Just because we behave a certain way on a regular basis doesn’t mean this behavior is driven by our personality, character, core values, or anything that is uniquely “us”. Rather, our behavior may be driven by the particular set of variables in play at a given time that make it easy or rewarding to behave the way we behave.
This is a hopeful message for anyone who thinks people can’t change. It’s actually quite easy to change behavior. The most direct example of this I have is from working with sales people–I always knew when their compensation plan changed because they instantly behaved differently.
We are, it turns out, so easily and frequently influenced in what we do, what we believe, and even how we feel that it’s impossible to tease apart what is our “true self” and what is one of humanity’s most basic survival skills: fitting in.
Realistically, we cannot know what is part of our “core” self vs social influence until the moment we are tested–the moment we are called upon to make a choice.
These moments usually go completely unnoticed. There is no sound track with dramatic music telling us this is a pivotal moment in our lives. Often, there is not so much as an intake of breath before we go forward and do or don’t do without deciding.
Defaulting gives social influence amazing power. It’s also incredibly efficient–imagine if we consciously examined every choice we could possibly make each day and pondered all the possibilities?
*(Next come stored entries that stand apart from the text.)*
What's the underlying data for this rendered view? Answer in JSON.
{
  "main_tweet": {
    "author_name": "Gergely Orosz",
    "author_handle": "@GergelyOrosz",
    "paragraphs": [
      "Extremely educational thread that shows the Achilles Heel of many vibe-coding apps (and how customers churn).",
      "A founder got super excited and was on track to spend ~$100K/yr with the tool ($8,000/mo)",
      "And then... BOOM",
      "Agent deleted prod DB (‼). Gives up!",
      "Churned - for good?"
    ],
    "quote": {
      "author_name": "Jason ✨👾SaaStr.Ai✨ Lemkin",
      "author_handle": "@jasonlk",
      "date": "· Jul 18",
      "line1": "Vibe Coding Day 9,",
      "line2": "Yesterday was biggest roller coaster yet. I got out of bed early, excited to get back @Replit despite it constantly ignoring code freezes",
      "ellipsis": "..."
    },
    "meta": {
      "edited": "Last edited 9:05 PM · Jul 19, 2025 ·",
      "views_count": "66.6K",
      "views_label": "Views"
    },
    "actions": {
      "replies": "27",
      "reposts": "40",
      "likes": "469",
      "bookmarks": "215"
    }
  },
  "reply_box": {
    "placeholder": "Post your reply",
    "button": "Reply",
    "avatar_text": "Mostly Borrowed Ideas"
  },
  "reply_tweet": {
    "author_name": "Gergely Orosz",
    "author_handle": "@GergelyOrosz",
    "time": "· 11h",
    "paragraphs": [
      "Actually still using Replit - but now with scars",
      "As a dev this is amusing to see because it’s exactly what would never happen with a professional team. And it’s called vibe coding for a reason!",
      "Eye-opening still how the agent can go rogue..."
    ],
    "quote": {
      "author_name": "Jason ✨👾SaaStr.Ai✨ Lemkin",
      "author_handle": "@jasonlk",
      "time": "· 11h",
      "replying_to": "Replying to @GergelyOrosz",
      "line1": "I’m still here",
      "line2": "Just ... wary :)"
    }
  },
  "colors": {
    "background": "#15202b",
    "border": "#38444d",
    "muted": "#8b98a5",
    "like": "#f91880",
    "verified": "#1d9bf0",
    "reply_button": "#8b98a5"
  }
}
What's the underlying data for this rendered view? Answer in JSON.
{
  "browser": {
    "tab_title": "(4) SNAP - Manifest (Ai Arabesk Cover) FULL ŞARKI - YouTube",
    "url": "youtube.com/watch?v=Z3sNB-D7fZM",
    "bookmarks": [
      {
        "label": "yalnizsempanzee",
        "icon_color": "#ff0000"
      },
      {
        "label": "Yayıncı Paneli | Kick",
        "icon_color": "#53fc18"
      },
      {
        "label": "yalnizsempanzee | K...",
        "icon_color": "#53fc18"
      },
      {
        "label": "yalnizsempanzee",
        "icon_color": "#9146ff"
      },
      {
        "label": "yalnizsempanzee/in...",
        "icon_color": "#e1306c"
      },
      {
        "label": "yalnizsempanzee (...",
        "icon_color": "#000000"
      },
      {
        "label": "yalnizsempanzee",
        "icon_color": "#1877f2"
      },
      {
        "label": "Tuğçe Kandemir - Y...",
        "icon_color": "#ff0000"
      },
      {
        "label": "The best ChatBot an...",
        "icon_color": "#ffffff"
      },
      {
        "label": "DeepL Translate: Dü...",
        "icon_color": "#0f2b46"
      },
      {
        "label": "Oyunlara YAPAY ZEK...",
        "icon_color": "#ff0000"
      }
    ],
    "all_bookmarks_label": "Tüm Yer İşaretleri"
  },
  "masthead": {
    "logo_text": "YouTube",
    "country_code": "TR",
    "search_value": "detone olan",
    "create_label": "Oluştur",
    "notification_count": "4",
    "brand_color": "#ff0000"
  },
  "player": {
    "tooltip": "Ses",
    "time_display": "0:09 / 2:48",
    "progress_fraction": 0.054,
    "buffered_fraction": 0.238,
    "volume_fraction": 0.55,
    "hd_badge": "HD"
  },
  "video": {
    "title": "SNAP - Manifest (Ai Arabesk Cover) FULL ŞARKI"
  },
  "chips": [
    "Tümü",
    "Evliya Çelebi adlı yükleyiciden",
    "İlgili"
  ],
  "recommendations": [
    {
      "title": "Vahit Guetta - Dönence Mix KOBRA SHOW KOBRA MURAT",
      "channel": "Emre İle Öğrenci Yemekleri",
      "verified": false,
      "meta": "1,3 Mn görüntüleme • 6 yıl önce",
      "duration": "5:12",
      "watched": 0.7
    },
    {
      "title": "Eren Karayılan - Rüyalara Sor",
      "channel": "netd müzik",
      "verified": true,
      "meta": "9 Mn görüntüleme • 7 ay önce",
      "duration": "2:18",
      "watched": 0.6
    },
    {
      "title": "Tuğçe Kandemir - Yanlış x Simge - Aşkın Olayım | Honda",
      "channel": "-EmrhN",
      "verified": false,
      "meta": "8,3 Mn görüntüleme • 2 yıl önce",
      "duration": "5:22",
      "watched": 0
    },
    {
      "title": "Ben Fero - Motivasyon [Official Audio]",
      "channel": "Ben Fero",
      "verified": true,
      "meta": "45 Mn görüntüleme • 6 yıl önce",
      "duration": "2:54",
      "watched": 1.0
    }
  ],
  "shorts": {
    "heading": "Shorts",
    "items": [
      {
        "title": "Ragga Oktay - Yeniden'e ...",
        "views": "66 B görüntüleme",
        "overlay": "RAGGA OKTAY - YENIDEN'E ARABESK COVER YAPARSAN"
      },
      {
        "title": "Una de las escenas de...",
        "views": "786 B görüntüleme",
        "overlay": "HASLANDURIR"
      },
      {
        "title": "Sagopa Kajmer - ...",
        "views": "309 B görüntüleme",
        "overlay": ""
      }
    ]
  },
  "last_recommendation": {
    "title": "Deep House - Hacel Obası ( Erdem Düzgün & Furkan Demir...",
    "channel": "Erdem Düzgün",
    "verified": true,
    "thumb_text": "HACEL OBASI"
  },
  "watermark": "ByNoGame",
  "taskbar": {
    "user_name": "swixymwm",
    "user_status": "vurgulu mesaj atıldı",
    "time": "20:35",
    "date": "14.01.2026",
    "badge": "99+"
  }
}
It would be hard to get beyond brushing our teeth in a 24 hour period.
But every once in a while, many variables in our lives shift. In this shift, a void appears. This void is either not knowing what is expected of us or suddenly having cause to reject what we feel is expected of us (such as when a loved one dies and we find ourselves wondering if what we have been doing with our lives is worth it).
These are the moments when social convention comes in handy. It gives us a framework to either fit within or to rebel against. The trick is figuring out what the rules are. And when there is no one to influence you, to find that influence.
This is, perhaps, the most surprising thing of all for me. I have seen myself as an independent thinker. A creative spirit. Someone “different.” The mirror my life is holding up right now forces me to realize that my independence, creativity, and different-ness are merely a rouse.
Without the boundaries of social expectations, there are too many choices. The greatest irony? These expectations were the product of my own imagination–this should be an easy problem to solve.